Andrew White, MD, provides an overview of the difference of asthma endotypes and phenotypes as a way to define and diagnose asthma.
Raffi Tachdjian, MD, MPH, FAAAAI, FACAAI: Hello, and thank you for joining this Peer Exchange titled “Biologics Treatment Selection in Patients With Moderate to Severe Asthma.” I’m Dr Raffi Tachdjian, an associate professor at the David Geffen School of Medicine at the University of California, Los Angeles. Joining me today is Dr Dareen Siri, an allergist and immunologist at Midwest Allergy Sinus Asthma in Central Illinois and an assistant professor at Southern Illinois University. I’m also joined by Dr Nicole Chase, an allergist and immunologist in Saint Paul, Minnesota, and an adjunct associate professor at the University of Minnesota. And lastly, Dr Andrew White, an allergist and immunologist at Scripps Health in San Diego, California, where he is a clinical professor.
In today’s discussion, we will discuss the role of type 2 inflammation in asthma, challenges with the long-term use of corticosteroids, and the emerging role of biologics in various mechanisms of action in the management of asthma. Thank you so much for joining us. Let’s begin.
The first question will go to Dr White. I’d like you to provide an overview of current classifications of endotypes and phenotypes in severe asthma.
Andrew White, MD: Thanks, Dr Tachdjian. It’s a very broad topic, and even a little bit complicated. You can think about this in a lot of different ways. The first way that I think about that is: What is a phenotype? What is an endotype? Phenotypes are ways that we can broadly classify the types of patients we see in our practice, because there are going to be certain characteristics that are unifying. And with asthma, it’s very common. There are a lot of different ways you can probably end up having asthma, and there are a lot of different types of inflammation. If you look at the [Global Initiative for Asthma] 2023 guidelines, they offer some examples of different phenotypes, such as allergic asthma or nonallergic asthma, adult-onset or asthma with airflow obstruction, or asthma associated with obesity. Those are some ways to think about phenotypes.
Then what’s an endotype? The best way to think about that is: What’s the root cause? What’s the inflammation that’s driving this? That’s probably the big question for a lot of our patients—whether we can drill down to what is really the process going on there. We’ll probably talk a lot about some of these other potential endotypes as we go through them. One of the big endotypes is type 2 inflammation, which I know we’re going to be discussing. When you think about type 2 endotypes, there are certain diseases that can cluster in there, like aspirin-exacerbated respiratory disease, which is a very classic disease process that’s driven by type 2 inflammation. You can also have other endotypes that aren’t driven by type 2 inflammation—maybe type 1 inflammation, type 17 inflammation, or endotypes associated with obesity or smoking. These are specific pathways of inflammation. That’s sort of a long answer. That’s how I think about that. I’m curious whether other panelists have ideas about that.

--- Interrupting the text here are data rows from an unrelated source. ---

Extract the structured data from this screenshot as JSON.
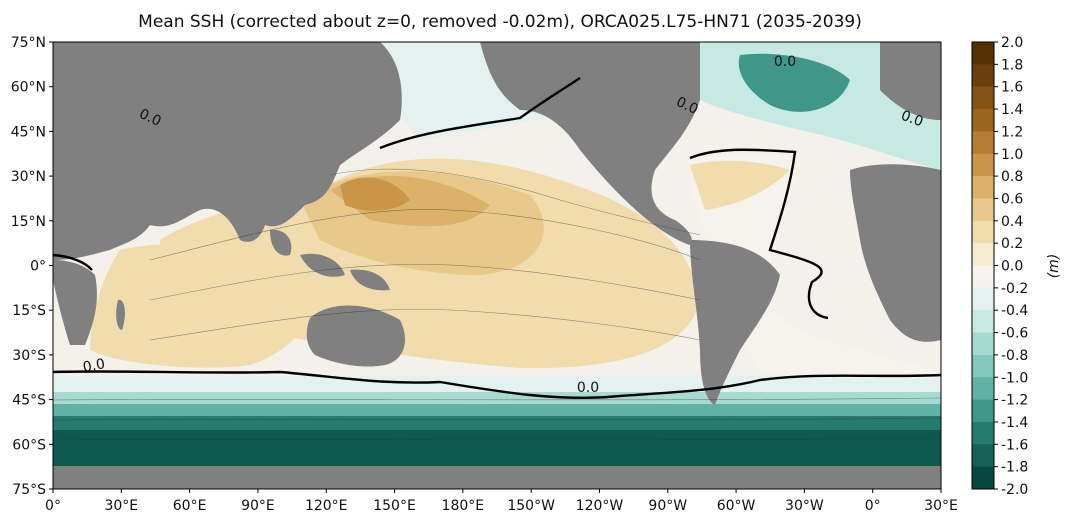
{
  "title": "Mean SSH (corrected about z=0, removed -0.02m), ORCA025.L75-HN71 (2035-2039)",
  "xticks": [
    "0°",
    "30°E",
    "60°E",
    "90°E",
    "120°E",
    "150°E",
    "180°E",
    "150°W",
    "120°W",
    "90°W",
    "60°W",
    "30°W",
    "0°",
    "30°E"
  ],
  "yticks": [
    "75°N",
    "60°N",
    "45°N",
    "30°N",
    "15°N",
    "0°",
    "15°S",
    "30°S",
    "45°S",
    "60°S",
    "75°S"
  ],
  "contour_labels": [
    "0.0",
    "0.0",
    "0.0",
    "0.0",
    "0.0",
    "0.0"
  ],
  "colorbar": {
    "unit_label": "(m)",
    "ticks": [
      "2.0",
      "1.8",
      "1.6",
      "1.4",
      "1.2",
      "1.0",
      "0.8",
      "0.6",
      "0.4",
      "0.2",
      "0.0",
      "-0.2",
      "-0.4",
      "-0.6",
      "-0.8",
      "-1.0",
      "-1.2",
      "-1.4",
      "-1.6",
      "-1.8",
      "-2.0"
    ],
    "colors": [
      "#543005",
      "#6b3f0c",
      "#845214",
      "#9c6620",
      "#b47c32",
      "#c99548",
      "#dcb26a",
      "#e8c98b",
      "#f1dcad",
      "#f7ebd1",
      "#f5f3ec",
      "#e3f2ef",
      "#c6e9e3",
      "#a6dbd1",
      "#82c9bc",
      "#5fb2a4",
      "#3f978a",
      "#257b70",
      "#136157",
      "#074940"
    ]
  },
  "colors": {
    "land": "#808080",
    "frame": "#000000"
  }
}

Raffi Tachdjian, MD, MPH, FAAAAI, FACAAI: Certainly, Dr White. Years ago, the emphasis was on genotyping and trying to find that Holy Grail, then we got into phenotyping to try to manage and define asthma. This newer endotype definition looks at the pathophysiological mechanisms that take certain individuals down certain routes and try to intervene. Are there any other comments from either of our other panelists on this broad overview?
Dareen D. Siri, MD, FAAAAI, FACAAI: Now that we have targeted therapies, it’s really important to endotype them and phenotype them so we can choose the right therapy for the patient. Great points, Dr White.
Andrew White, MD: The process has still been a bit elusive, too. Each layer we pull back, we find that there’s probably more we need to learn. So, this is a great road map for us, but we still clearly have a lot more to learn about asthma.